Context in Flammarion's Book

In Flammarion's L'atmosphère: météorologie populaire, the image refers to the text on the facing page (p. 163), which also clarifies the author's intent in using it as an illustration:

Whether the sky be clear or cloudy, it always seems to us to have the shape of an elliptic arch; far from having the form of a circular arch, it always seems flattened and depressed above our heads, and gradually to become farther removed toward the horizon. Our ancestors imagined that this blue vault was really what the eye would lead them to believe it to be; but, as Voltaire remarks, this is about as reasonable as if a silk-worm took his web for the limits of the universe. The Greek astronomers represented it as formed of a solid crystal substance; and so recently as Copernicus, a large number of astronomers thought it was as solid as plate-glass. The Latin poets placed the divinities of Olympus and the stately mythological court upon this vault, above the planets and the fixed stars. Previous to the knowledge that the earth was moving in space, and that space is everywhere, theologians had installed the Trinity in the empyrean, the glorified body of Jesus, that of the Virgin Mary, the angelic hierarchy, the saints, and all the heavenly host.... A naïve missionary of the Middle Ages even tells us that, in one of his voyages in search of the terrestrial paradise, he reached the horizon where the earth and the heavens met, and that he discovered a certain point where they were not joined together, and where, by stooping his shoulders, he passed under the roof of the heavens...

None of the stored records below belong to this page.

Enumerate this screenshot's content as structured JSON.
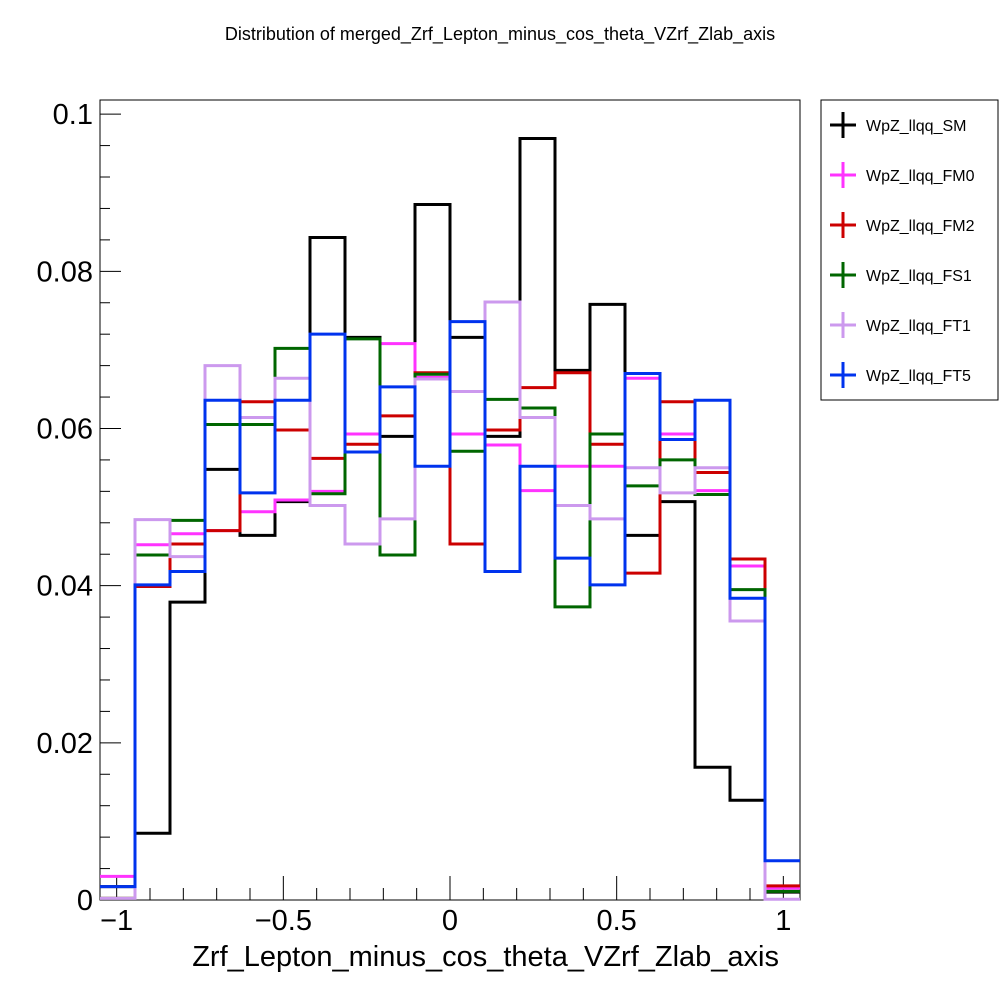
{
  "chart_data": {
    "type": "step-histogram",
    "title": "Distribution of merged_Zrf_Lepton_minus_cos_theta_VZrf_Zlab_axis",
    "xlabel": "Zrf_Lepton_minus_cos_theta_VZrf_Zlab_axis",
    "ylabel": "",
    "xlim": [
      -1.05,
      1.05
    ],
    "ylim": [
      0,
      0.1018
    ],
    "x_ticks": [
      -1,
      -0.5,
      0,
      0.5,
      1
    ],
    "x_tick_labels": [
      "−1",
      "−0.5",
      "0",
      "0.5",
      "1"
    ],
    "y_ticks": [
      0,
      0.02,
      0.04,
      0.06,
      0.08,
      0.1
    ],
    "y_tick_labels": [
      "0",
      "0.02",
      "0.04",
      "0.06",
      "0.08",
      "0.1"
    ],
    "bin_edges": [
      -1.05,
      -0.945,
      -0.84,
      -0.735,
      -0.63,
      -0.525,
      -0.42,
      -0.315,
      -0.21,
      -0.105,
      0.0,
      0.105,
      0.21,
      0.315,
      0.42,
      0.525,
      0.63,
      0.735,
      0.84,
      0.945,
      1.05
    ],
    "legend_position": "right-outside",
    "series": [
      {
        "name": "WpZ_llqq_SM",
        "color": "#000000",
        "values": [
          0.0017,
          0.0085,
          0.0379,
          0.0548,
          0.0464,
          0.0507,
          0.0843,
          0.0716,
          0.059,
          0.0885,
          0.0716,
          0.059,
          0.0969,
          0.0674,
          0.0758,
          0.0464,
          0.0507,
          0.0169,
          0.0127,
          0.001
        ]
      },
      {
        "name": "WpZ_llqq_FM0",
        "color": "#ff33ff",
        "values": [
          0.003,
          0.0452,
          0.0466,
          0.047,
          0.0494,
          0.0509,
          0.052,
          0.0593,
          0.0708,
          0.0665,
          0.0593,
          0.0579,
          0.0521,
          0.0552,
          0.0552,
          0.0664,
          0.0593,
          0.0521,
          0.0425,
          0.0015
        ]
      },
      {
        "name": "WpZ_llqq_FM2",
        "color": "#cc0000",
        "values": [
          0.0002,
          0.0399,
          0.0453,
          0.047,
          0.0634,
          0.0598,
          0.0562,
          0.058,
          0.0616,
          0.0671,
          0.0453,
          0.0598,
          0.0652,
          0.0671,
          0.058,
          0.0416,
          0.0634,
          0.0544,
          0.0434,
          0.0018
        ]
      },
      {
        "name": "WpZ_llqq_FS1",
        "color": "#006600",
        "values": [
          0.0002,
          0.0439,
          0.0483,
          0.0605,
          0.0605,
          0.0702,
          0.0517,
          0.0714,
          0.0439,
          0.0669,
          0.0571,
          0.0637,
          0.0626,
          0.0373,
          0.0593,
          0.0527,
          0.056,
          0.0516,
          0.0395,
          0.0011
        ]
      },
      {
        "name": "WpZ_llqq_FT1",
        "color": "#cc99ee",
        "values": [
          0.0002,
          0.0484,
          0.0437,
          0.068,
          0.0614,
          0.0664,
          0.0502,
          0.0453,
          0.0485,
          0.0663,
          0.0647,
          0.0761,
          0.0614,
          0.0502,
          0.0485,
          0.055,
          0.0518,
          0.055,
          0.0355,
          0.0001
        ]
      },
      {
        "name": "WpZ_llqq_FT5",
        "color": "#0033ee",
        "values": [
          0.0017,
          0.0401,
          0.0418,
          0.0636,
          0.0518,
          0.0636,
          0.072,
          0.057,
          0.0653,
          0.0552,
          0.0736,
          0.0418,
          0.0552,
          0.0435,
          0.0401,
          0.067,
          0.0586,
          0.0636,
          0.0384,
          0.005
        ]
      }
    ]
  }
}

The same paragraph had already appeared, without the accompanying engraving, in an earlier edition of the text published under the title of L'atmosphère: description des grands phénomènes de la Nature ("The Atmosphere: Description of the Great Phenomena of Nature," 1872). The correspondence between the text and the illustration is so close that one would appear to be based on the other. Had Flammarion known of the engraving in 1872, it seems unlikely that he would have left it out of that year's edition, which was already heavily illustrated. The more probable conclusion therefore is that Flammarion commissioned the engraving specifically to illustrate this particular text, though this has not been ascertained conclusively.